El arzobispo ninguneado por los Kirchner; el arzobispo a quien la Casa Rosada había desairado reiteradamente en la condición de presidente del Episcopado argentino (2005-2011); el superior provincial de los jesuitas denunciado por haberse supuestamente desentendido de sacerdotes perseguidos por la dictadura militar logró al fin desarmar imputaciones e inquinas que seguramente lo atormentaban. Los denunciantes de ayer pasaron pasmosamente a desfilar por el Vaticano y, como si se tratara de marcar el giro extraordinario con el grosor de un trazo inconfundible, quienes pasaron fueron algunos de los personajes más cuestionables de la política argentina.
Las fotos contrastantes de Francisco y Cristina Kirchner, y de Francisco con Mauricio Macri, servirán con el tiempo de reliquias ilustrativas del enfriamiento que en distintos momentos afectó su trato con franjas refractarias al peronismo de la sociedad argentina. Otros aportarán, entre las razones conflictivas, su descalificación de la noción del mérito para el ascenso social o la simpatía desconcertante que expresó por usurpadores de la propiedad privada de una reconocida familia entrerriana. Su último llamado, ya en agonía, contra el liberalismo y las desregulaciones estatales confirmó la naturaleza del proselitismo pastoral asumido.
Francisco llenó con su carisma la Plaza de San Pedro en las concentraciones de los miércoles y en la celebración del Ángelus dominical. No pudo, en cambio, revertir la tendencia descendente de fieles activos del catolicismo en medio del creciente secularismo que afecta por igual a los credos tradicionales.

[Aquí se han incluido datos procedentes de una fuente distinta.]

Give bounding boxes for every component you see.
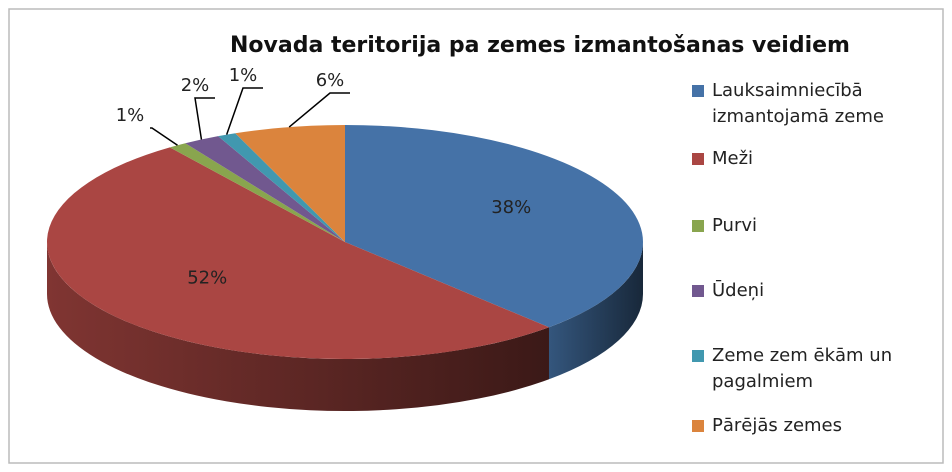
legend-item: Pārējās zemes xyxy=(692,413,932,439)
data-label: 6% xyxy=(316,70,345,91)
slice xyxy=(218,133,345,242)
legend-swatch xyxy=(692,85,704,97)
legend-label: Pārējās zemes xyxy=(712,415,842,436)
legend-item: Meži xyxy=(692,146,932,172)
leader-line xyxy=(225,87,263,135)
data-label: 1% xyxy=(116,105,145,126)
slice xyxy=(185,136,345,242)
chart-title: Novada teritorija pa zemes izmantošanas … xyxy=(230,33,850,58)
legend-swatch xyxy=(692,350,704,362)
slice xyxy=(235,125,345,242)
legend-item: Ūdeņi xyxy=(692,278,932,304)
legend-item: Zeme zem ēkām un pagalmiem xyxy=(692,343,932,395)
data-label: 38% xyxy=(491,197,531,218)
slice xyxy=(47,147,549,359)
legend-swatch xyxy=(692,153,704,165)
legend-label: Zeme zem ēkām un pagalmiem xyxy=(712,345,893,392)
legend-swatch xyxy=(692,285,704,297)
data-label: 1% xyxy=(229,65,258,86)
legend-label: Ūdeņi xyxy=(712,280,765,301)
slice xyxy=(345,125,644,328)
legend-swatch xyxy=(692,420,704,432)
slice-side xyxy=(46,242,549,411)
data-label: 2% xyxy=(181,75,210,96)
legend-swatch xyxy=(692,220,704,232)
legend-label: Meži xyxy=(712,148,754,169)
leader-line xyxy=(150,127,178,146)
legend-label: Purvi xyxy=(712,215,757,236)
slice xyxy=(169,143,345,242)
leader-line xyxy=(288,92,350,128)
leader-line xyxy=(194,97,215,140)
data-label: 52% xyxy=(187,268,227,289)
legend-item: Lauksaimniecībā izmantojamā zeme xyxy=(692,78,932,130)
legend-label: Lauksaimniecībā izmantojamā zeme xyxy=(712,80,884,127)
slice-side xyxy=(548,242,643,380)
legend-item: Purvi xyxy=(692,213,932,239)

Un alto número de los cardenales electores que determinarán la sucesión del primer pontífice americano estará formado por príncipes de la Iglesia designados como tales en estos 12 años. Hoy, es ese un dato crucial por tener en cuenta, sin olvido de que la desaparición de un jefe de fuerte personalidad condicionará el escenario preexistente. A ese condicionamiento habrá de sumarse la forma en que el próximo cónclave evalúe los replanteamientos tan acelerados como sorprendentes que están produciéndose en la política internacional, a los que la Iglesia nunca ha sido ajena.